Gran nodded. “Yes, Nest, it was.” She was silent a moment, a bundle of old sticks inside the housecoat. “I have never told anyone. Not my parents, not your grandfather, not even Caitlin—and God knows, I should at least have told her. But I didn’t. I kept that part of my life secret, kept it to myself.”
She reached across the table for Nest’s hand and took it in her own. Her hands were fragile and warm. “I was young and headstrong and foolish. I was proud. I was different, Nest, and I knew it—different like you are, gifted with use of the magic and able to see the forest creatures. No one else could see what I saw. Not my parents, not my friends, not anyone. It set me apart from everyone, and I liked that. My aunt, Opal Anders, my mother’s sister, was the last to have the magic before me, and she had died when I was still quite young. So for a time, there was only me. I lived by the park, and I escaped into it whenever I could.

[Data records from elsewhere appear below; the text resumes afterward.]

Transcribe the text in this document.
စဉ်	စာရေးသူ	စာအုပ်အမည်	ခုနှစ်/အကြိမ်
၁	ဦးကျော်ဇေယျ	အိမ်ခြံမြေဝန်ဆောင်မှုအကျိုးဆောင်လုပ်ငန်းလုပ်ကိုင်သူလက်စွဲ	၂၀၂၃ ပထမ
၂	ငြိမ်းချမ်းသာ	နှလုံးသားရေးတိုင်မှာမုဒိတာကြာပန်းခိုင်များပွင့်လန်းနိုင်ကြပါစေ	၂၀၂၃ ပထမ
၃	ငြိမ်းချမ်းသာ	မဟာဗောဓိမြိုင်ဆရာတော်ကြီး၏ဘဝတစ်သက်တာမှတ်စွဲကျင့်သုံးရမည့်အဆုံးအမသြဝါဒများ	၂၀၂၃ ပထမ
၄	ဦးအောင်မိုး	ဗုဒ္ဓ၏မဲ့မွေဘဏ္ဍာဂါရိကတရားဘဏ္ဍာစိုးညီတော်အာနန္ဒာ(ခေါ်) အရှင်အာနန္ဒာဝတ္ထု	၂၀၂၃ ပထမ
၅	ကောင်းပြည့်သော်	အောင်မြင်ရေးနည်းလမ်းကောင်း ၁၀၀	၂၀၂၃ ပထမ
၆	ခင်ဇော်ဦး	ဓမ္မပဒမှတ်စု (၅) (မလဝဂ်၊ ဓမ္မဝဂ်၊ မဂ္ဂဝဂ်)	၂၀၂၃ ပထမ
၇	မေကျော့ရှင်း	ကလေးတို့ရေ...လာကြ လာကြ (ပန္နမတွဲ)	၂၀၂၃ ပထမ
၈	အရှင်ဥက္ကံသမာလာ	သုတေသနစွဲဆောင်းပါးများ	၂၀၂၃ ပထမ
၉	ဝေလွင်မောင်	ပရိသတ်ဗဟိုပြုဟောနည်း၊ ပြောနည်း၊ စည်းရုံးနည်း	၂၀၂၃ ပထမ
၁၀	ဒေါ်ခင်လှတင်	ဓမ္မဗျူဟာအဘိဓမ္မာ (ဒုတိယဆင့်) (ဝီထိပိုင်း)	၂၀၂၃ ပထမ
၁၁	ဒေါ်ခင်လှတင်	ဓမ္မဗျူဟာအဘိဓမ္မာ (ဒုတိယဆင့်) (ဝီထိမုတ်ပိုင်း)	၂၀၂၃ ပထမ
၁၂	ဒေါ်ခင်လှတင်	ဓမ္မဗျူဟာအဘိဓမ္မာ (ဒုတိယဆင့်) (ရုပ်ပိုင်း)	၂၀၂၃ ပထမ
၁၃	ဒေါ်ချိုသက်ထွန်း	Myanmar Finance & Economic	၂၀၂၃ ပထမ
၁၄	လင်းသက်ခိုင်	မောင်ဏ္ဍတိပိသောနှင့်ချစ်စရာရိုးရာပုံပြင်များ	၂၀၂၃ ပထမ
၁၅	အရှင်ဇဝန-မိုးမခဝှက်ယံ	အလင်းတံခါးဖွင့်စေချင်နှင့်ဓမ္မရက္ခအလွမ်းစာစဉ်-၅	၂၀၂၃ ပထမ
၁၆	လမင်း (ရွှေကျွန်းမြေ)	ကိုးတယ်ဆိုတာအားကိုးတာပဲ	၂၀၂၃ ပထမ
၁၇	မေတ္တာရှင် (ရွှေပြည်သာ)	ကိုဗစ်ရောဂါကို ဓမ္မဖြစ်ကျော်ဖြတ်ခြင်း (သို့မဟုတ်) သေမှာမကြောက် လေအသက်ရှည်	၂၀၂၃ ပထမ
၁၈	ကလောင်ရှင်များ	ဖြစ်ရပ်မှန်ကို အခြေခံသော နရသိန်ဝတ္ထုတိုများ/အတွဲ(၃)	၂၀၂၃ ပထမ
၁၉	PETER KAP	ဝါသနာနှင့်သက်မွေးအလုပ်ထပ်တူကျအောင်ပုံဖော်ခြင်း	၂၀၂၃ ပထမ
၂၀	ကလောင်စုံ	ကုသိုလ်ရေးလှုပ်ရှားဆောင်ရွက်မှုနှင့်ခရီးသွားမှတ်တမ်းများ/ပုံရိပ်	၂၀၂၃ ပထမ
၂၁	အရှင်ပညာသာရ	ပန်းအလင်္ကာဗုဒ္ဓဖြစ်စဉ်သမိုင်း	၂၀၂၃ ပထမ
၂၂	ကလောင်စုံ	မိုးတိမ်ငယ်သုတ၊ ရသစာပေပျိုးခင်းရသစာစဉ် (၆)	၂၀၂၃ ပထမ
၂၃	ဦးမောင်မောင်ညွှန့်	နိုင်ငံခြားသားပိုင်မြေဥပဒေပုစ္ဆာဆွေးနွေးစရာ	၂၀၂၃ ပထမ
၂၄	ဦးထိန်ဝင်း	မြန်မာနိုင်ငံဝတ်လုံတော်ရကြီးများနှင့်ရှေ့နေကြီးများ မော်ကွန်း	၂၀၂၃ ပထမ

It was my own private world. There was nothing in my other life that was anywhere near as intriguing as what waited for me in the park. I came at night, as you do. I found the feeders waiting for me—curious, responsive, eager. They wanted me there with them, I could tell. They were anxious to see what I would do. So I came whenever I could, mingling with them, trailing after them, always watching, wondering what they were, waiting to see what they would do next. I was never afraid. They never threatened me. There didn’t seem to be any reason not to be there.”
She shook her head slowly, her lips tightening. “As time passed, I became more comfortable with feeders than with humans. I was as wild as they were; I was as uninhibited. I ran with them because that was what made me feel good. I was self-indulgent and vain. I think I knew there was danger in what I was doing, but it lacked an identity, and in the absence of knowing there was something bad about what I was doing, I just kept doing it. My parents could not control me. They tried keeping me in my room, tried reasoning with me, tried everything. But the park was mine, and I was not about to give it up.”
A car backfired somewhere out on Woodlawn, and Gran stopped talking for a moment, staring out the window, squinting into the hot sun. Nest felt the old woman’s hand tighten about her own, and she squeezed back to let Gran know it was all right.
“The Indian had no right to tell you,” Gran said finally. “No right.”
Nest shook her head. “I don’t think it was Two Bears, Gran. I don’t think he was the one.”
Gran didn’t seem to hear. “Why would he do such a thing? Whatever possessed him? He doesn’t even know me.”
Nest sighed, picturing Two Bears dancing with the spirits of the Sinnissippi, seeing anew the vision of Gran, wild-eyed and young, at one with the feeders. “When did you stop, Gran?” she asked softly. “When did you quit going into the park?”
Gran’s head jerked up, and there was a flash of fear in her narrowed eyes. “I don’t want to talk about it anymore.”